Krasnolud, nadal nie mogąc złapać tchu, wskazał ręką w stronę śródmieścia. Oczy miał dzikie.
— Weź głęboki wdech — poradził Zoltan Chivay. - I gadaj, w czym rzecz.
*****
Potem mówiono, że tragiczne wypadki w Rivii były wydarzeniem absolutnie przypadkowym, że była to reakcja spontaniczna, nagła i niemożliwa do przewidzenia eksplozja słusznego gniewu, zrodzona przez wzajemną wrogość i niechęć ludzi, krasnoludów i elfów. Mówiono, że to nie ludzie, lecz krasnoludy zaatakowały pierwsze, że z ich strony wyszła agresja. Że krasnoludzki przekupień obraził młodą szlachciankę Nadię Esposito, sierotę wojenną, że użył wobec niej przemocy.
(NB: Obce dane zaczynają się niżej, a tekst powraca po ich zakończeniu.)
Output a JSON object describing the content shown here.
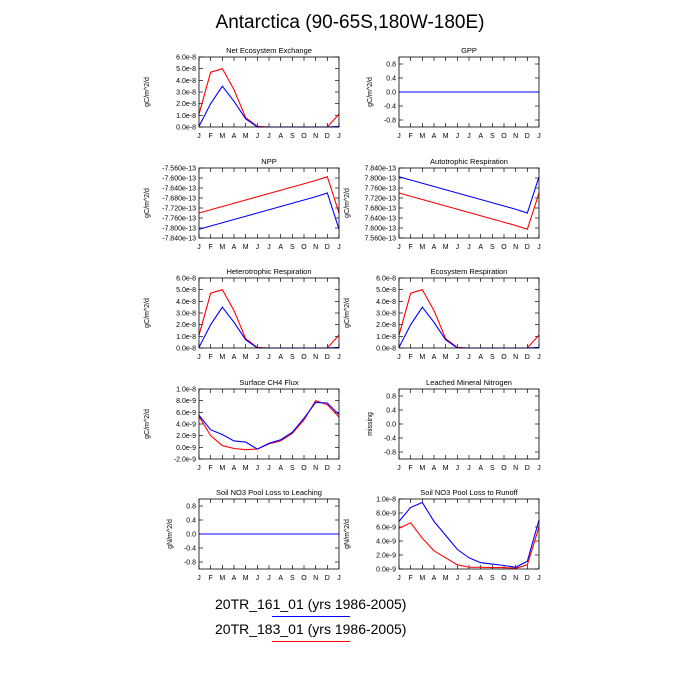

Gdy zaś w obronie szlachcianki stanęli jej przyjaciele, krasnolud skrzyknął swych rodaków. Doszło do bitki, a potem walki, która w mgnieniu oka objęła cały bazar. Walka przerodziła się w rzeź, w zmasowany atak ludności na zajmowaną przez nieludzi część podgrodzia i dzielnicę Wiązowo. W ciągu niecałej godziny, od incydentu na bazarze do interwencji magów, zabite zostały sto osiemdziesiąt cztery osoby, a blisko połowę ofiar stanowiły kobiety i dzieci.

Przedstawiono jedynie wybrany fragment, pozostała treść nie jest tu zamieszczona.